Moshe Mizrahy: One more thing I wanted to tell you on this is coming with new products to the market, you need to take into consideration your existing portfolio. You don’t want to cannibalize it too fast. So it all depend what do you bring and what kind of new indication or new procedure, how it will be in the full portfolio system. There’s a lot of issues to be discussed and decide before we define what product you want to develop.
Shakil Lakhani: Let me add some color here at Shak. Obviously, you can tell that the Moshe’s got a lot of passion for this and he’s engineer by trade and so what he’s saying essentially is that we’ll do what we need to do in order to get what we need to get. However, the measure, as he mentioned, shouldn’t be from how much we’re going to spend. It’s more about what are we going to do? What do we need to do? I think there’s a lot of companies that get into this and there’s a reason that we were able to scoop up some of the IP from there will be right because they’re no longer here. But I think for us, we’ve always been about saying power and longevity and so our engineering team is obviously strong, but we’re not going to just multiply spending.
I try to warn you guys that most of you have a problem with the word spending versus investing. Most of you will wholeheartedly invest when something makes sense. That’s what we plan on doing in the women’s health and wellness market.
Operator: The next question is from Matt, excuse me, Mike Matson with Needham & Company. Please go ahead.
Mike Matson: Yeah, thanks. Just on envision, I think you talked about the dry ISEA clearance coming in the third quarter. Can you just give us an update on that and how important is you driving sales in Envision?
Moshe Mizrahy: Well, you’re right. We thought that we will start the study on the third quarter. I hope it would be. We’re in a very loud stage of the FDA approval of the protocol. We had, we did a pre-submission to the FDA with where we suggested this is the protocol. We had a long Zoom call with all the team in the FDA-ophthalmology department. We agreed on few things. They asked us to send a second version of the protocol, which were preparing right now. And, hopefully, by the end of this month, it will be filed with them and then, doing an IOP. So, sometime in the middle of this quarter, we already have the doctor that will do the study. Pilot study was done in Israel and other countries. We know that we know that it is working and we’ll take it from there. And once we finished the study, we will submit to the FDA, hopefully, before the end of the year.
Mike Matson: Okay, got it. And, do you think that that’s an important feature to the ophthalmologist when they’re considering whether or not to buy the product? Are they willing to buy it now with the knowledge that that’s going to happen at some point in the six to 12-month period or something?

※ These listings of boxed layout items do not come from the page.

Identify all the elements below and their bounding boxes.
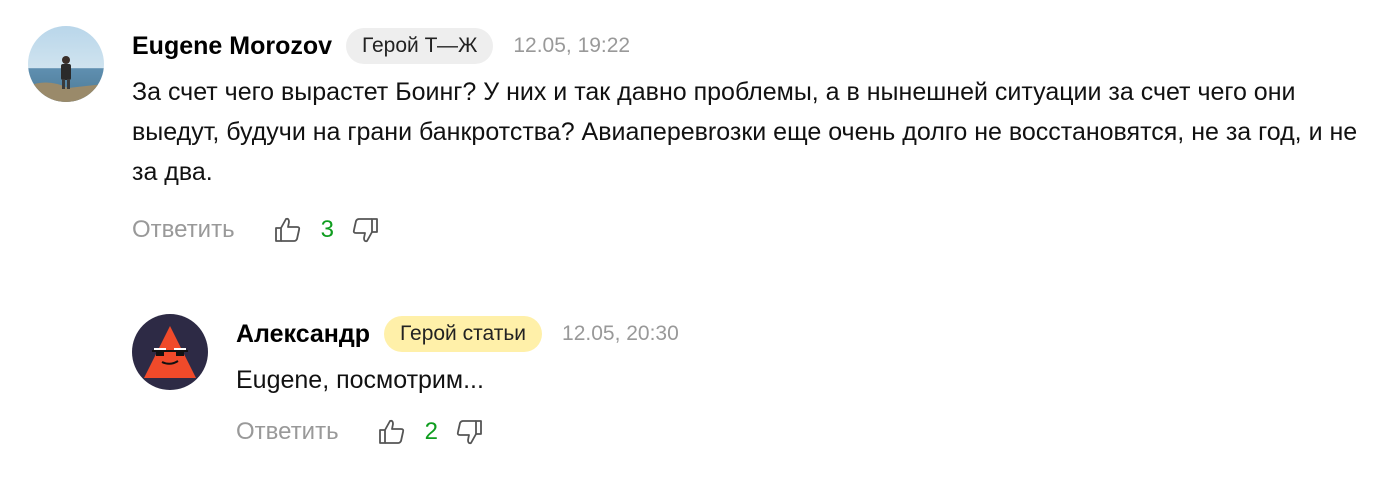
user-badge: Герой Т—Ж: [346, 28, 494, 64]
comment-actions: Ответить 3: [132, 210, 1388, 250]
avatar[interactable]: [132, 314, 208, 390]
thumbs-down-icon[interactable]: [454, 417, 484, 447]
comment-text: Eugene, посмотрим...: [236, 366, 484, 394]
thumbs-up-icon[interactable]: [273, 215, 303, 245]
article-hero-badge: Герой статьи: [384, 316, 543, 352]
likes-count: 2: [424, 418, 438, 445]
reply-button[interactable]: Ответить: [236, 412, 339, 452]
likes-count: 3: [320, 216, 334, 243]
thumbs-up-icon[interactable]: [377, 417, 407, 447]
thumbs-down-icon[interactable]: [350, 215, 380, 245]
reply-button[interactable]: Ответить: [132, 210, 235, 250]
timestamp[interactable]: 12.05, 19:22: [513, 26, 630, 66]
author-name[interactable]: Eugene Morozov: [132, 26, 332, 66]
comment-actions: Ответить 2: [236, 412, 1382, 452]
author-name[interactable]: Александр: [236, 314, 370, 354]
avatar[interactable]: [28, 26, 104, 102]
timestamp[interactable]: 12.05, 20:30: [562, 314, 679, 354]
avatar-illustration-icon: [132, 314, 208, 390]
comment-text: За счет чего вырастет Боинг? У них и так…: [132, 78, 1358, 186]
avatar-photo-icon: [28, 26, 104, 102]
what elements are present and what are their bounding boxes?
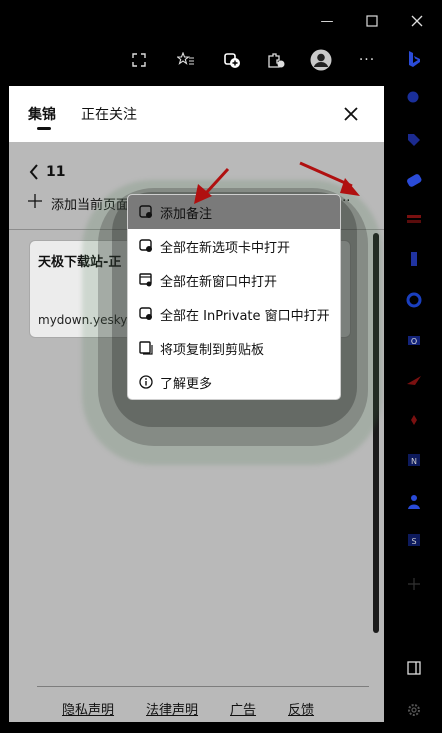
arrow-to-add-note [205,167,230,194]
annotation-arrows [194,161,360,204]
arrow-head-left [194,184,212,204]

Shakil Lakhani: So what we’ve typically seen in the past with all of these technologies, not even just specific to the ophthalmology community, is that if you have physicians who are getting good results, they have apathy patients, and they’re generating some good revenue from it, they do the selling for us. And it’s just simply because they believe in it. They’re doing well and as long as they’re getting the results, which we are seeing 100%, they will do the job for us. So, seeing that it’s a little earlier, we do anticipate continuing some of the revenue growth and using it as a driver obviously here. But that’s kind of the most important thing when you think about this is, okay, if we do launch something before, study like that that we were talking about, we’re in the process of working and getting going. Do we have those other check marks, that we can put into place and as of this point, when I only see it getting better, we do.